Sonst wird es von neuen Kompaktwagen vor allem koreanischer Herkunft dominiert. Anderntags geht es weiter bis Magdeburg. Aber Dresden bleibt stets präsent. Vorbei geht es an Villen und kleinen Schlössern nach Radebeul, dem sächsischen Nizza, das sogar Weingüter aufzuweisen hat. Die Durchfahrtskontrolle findet entsprechend auf Schloss Wackerbarth statt, einer italienisch anmutenden Domäne mit einer "echten" Weinkönigin, die einem charmant den Stempel aufdrückt. Peter Verloop ist entzückt. Nicht nur, weil er mit seinem Ford V8 Super de Luxe Cabriolet von 1941 souverän die Klippen im Roadbook meisterte und den richtigen Weg in die Radebeuler Rheinterrassen fand.

Der Niederländer und Ex-Geschäftsführer von Suzuki-Deutschland mit Wohnsitz am Starnberger See fährt zum 13. Mal mit: "Ich liebe diese Herausforderung, fahre sehr gern Auto, und mein Ford-Cabriolet mit dem Flathead-Achtzylinder ist für die Langstreckentour wie geschaffen. Er braucht höchstens 15 Liter auf 100 Kilometer und hat genügend Kraft für die Berge." Verloops Ford mit der markanten Nase schmückt das Titelblatt von Katalog und Roadbook, ASC-Mitglied Günter Krön hat eben ein besonderes Faible für Vorkriegsautos, ohne den Youngtimern vor den Kopf zu stoßen.

Bereits ein Viertel der Karawane ist inzwischen jünger als 1968. Allen Kritikern zum Trotz bewegt sich eben doch etwas bei den 2000 km.

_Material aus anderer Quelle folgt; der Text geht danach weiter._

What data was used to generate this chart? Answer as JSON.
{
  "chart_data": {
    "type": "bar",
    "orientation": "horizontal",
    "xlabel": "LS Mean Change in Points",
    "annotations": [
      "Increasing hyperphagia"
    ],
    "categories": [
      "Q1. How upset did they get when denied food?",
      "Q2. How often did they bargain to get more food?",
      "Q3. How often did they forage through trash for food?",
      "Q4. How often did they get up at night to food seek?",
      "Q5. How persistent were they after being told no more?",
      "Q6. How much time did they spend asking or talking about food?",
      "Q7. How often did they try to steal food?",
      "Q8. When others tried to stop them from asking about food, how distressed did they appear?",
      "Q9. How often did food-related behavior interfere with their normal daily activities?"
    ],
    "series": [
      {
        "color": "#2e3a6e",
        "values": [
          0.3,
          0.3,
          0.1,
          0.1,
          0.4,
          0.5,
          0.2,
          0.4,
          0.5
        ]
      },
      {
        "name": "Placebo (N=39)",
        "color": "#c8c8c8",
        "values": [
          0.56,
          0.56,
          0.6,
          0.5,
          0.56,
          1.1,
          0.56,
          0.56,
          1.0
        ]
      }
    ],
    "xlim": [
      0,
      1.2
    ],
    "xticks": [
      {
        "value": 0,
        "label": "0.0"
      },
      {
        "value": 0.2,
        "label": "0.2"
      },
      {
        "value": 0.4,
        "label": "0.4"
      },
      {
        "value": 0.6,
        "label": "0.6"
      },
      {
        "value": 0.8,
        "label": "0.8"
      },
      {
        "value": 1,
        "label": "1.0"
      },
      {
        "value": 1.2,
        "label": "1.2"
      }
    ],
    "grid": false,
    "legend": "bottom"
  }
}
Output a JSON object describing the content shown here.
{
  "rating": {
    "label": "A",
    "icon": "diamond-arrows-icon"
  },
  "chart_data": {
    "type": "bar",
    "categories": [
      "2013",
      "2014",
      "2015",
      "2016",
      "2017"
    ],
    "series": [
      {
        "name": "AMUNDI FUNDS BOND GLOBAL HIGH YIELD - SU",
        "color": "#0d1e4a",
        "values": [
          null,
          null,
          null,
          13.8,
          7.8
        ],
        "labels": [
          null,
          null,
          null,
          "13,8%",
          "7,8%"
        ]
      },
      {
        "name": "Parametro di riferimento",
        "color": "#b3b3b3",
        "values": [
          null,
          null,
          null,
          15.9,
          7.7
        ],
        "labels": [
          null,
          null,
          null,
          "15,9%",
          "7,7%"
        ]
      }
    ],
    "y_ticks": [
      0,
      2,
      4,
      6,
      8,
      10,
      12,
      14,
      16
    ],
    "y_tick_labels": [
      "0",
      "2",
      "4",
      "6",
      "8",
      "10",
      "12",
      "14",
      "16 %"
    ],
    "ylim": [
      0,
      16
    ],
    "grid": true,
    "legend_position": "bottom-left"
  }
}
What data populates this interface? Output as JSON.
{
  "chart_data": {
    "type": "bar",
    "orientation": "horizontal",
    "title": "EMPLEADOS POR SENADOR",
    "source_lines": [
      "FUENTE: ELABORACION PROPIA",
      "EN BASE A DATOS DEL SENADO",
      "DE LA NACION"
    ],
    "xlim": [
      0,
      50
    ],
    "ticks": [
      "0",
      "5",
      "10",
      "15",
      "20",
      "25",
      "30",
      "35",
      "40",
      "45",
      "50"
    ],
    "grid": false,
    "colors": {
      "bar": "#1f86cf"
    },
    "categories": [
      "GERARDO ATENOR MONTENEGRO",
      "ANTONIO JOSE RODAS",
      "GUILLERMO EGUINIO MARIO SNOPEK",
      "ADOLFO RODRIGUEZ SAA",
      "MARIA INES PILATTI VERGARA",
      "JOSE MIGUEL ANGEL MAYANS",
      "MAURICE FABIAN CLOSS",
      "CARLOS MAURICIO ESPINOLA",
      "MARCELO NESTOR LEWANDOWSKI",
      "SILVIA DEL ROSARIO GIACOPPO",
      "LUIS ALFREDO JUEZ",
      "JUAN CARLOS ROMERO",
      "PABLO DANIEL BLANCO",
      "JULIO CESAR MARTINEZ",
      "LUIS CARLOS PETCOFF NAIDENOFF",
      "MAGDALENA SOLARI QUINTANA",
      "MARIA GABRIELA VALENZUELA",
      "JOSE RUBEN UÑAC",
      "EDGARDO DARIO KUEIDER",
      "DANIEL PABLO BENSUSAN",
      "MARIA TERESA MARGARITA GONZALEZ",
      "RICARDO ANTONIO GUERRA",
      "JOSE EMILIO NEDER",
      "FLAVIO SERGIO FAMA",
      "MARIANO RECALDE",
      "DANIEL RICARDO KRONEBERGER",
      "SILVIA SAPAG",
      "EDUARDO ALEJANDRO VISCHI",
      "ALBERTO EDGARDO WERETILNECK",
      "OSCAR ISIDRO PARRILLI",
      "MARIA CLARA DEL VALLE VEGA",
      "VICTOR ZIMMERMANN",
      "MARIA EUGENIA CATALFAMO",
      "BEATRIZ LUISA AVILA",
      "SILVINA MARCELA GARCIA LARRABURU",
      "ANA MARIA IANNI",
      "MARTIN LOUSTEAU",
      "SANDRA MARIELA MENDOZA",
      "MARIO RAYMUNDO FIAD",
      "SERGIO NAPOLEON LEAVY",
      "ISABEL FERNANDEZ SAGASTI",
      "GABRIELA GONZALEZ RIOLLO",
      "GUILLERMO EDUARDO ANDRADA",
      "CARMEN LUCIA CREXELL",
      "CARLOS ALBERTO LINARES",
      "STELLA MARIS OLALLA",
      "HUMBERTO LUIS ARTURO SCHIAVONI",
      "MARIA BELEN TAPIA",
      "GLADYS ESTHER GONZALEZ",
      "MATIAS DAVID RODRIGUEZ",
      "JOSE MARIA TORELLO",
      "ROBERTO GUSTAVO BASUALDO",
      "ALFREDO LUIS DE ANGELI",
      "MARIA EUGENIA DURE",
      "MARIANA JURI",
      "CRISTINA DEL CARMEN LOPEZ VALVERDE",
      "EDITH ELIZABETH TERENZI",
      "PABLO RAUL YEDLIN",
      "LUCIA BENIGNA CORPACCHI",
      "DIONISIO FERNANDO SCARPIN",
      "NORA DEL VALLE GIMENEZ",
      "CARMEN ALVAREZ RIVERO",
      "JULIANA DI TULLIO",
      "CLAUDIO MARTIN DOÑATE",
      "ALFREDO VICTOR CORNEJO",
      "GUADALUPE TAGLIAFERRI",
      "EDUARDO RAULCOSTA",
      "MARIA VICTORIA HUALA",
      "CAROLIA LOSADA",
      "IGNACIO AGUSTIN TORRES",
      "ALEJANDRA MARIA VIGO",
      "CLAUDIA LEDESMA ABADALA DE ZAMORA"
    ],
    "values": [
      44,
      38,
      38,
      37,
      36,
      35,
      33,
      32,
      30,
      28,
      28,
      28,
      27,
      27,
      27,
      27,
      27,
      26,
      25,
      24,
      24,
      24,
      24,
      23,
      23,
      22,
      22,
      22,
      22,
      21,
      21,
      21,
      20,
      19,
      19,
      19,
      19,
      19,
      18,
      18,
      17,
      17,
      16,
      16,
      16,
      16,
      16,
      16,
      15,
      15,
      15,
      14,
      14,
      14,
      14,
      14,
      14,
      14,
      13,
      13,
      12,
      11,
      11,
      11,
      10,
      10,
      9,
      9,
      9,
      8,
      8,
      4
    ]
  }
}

Das Feld wird jünger, die Tagesetappen werden kürzer - es gibt sogar einen frauenfreundlichen "Kulturtag" in einer faszinierenden Metropole. Unser hellblauer Opel Rekord C hat natürlich nicht das Charisma eines Vorkriegs- Cabriolets, aber auf dem Marktplätzen der Republik feiert ihn das Publikum als einen der ihren. Sobald es ihn sieht, öffnen sich die Münder, um ein O zu formen.

Wortfetzen wie "den hatte Onkel Paul" oder "nach sechs Jahren durch" dringen ans Ohr der Besatzung. In Hattingen, jenem malerischen Fachwerkort an der Ruhr, stehen die Menschen gar hunderte Meter lang Spalier und applaudieren. So mitreißend zugänglich ist man wohl nur hier im Revier. Eine Gruppe von Zuschauern skandiert: "So einen hatte ich auch mal." Vierzig Jahre ist es nun her, seit unser Rekord C vom Band lief. Er schaffte die Tour ohne Probleme. Nur ein halber Liter Öl musste insgesamt nachgefüllt werden, im Schnitt verbrauchte er 10,8 Liter Super auf 100 Kilometer. Opel, der Zuverlässige, im wahrsten Sinn des Wortes.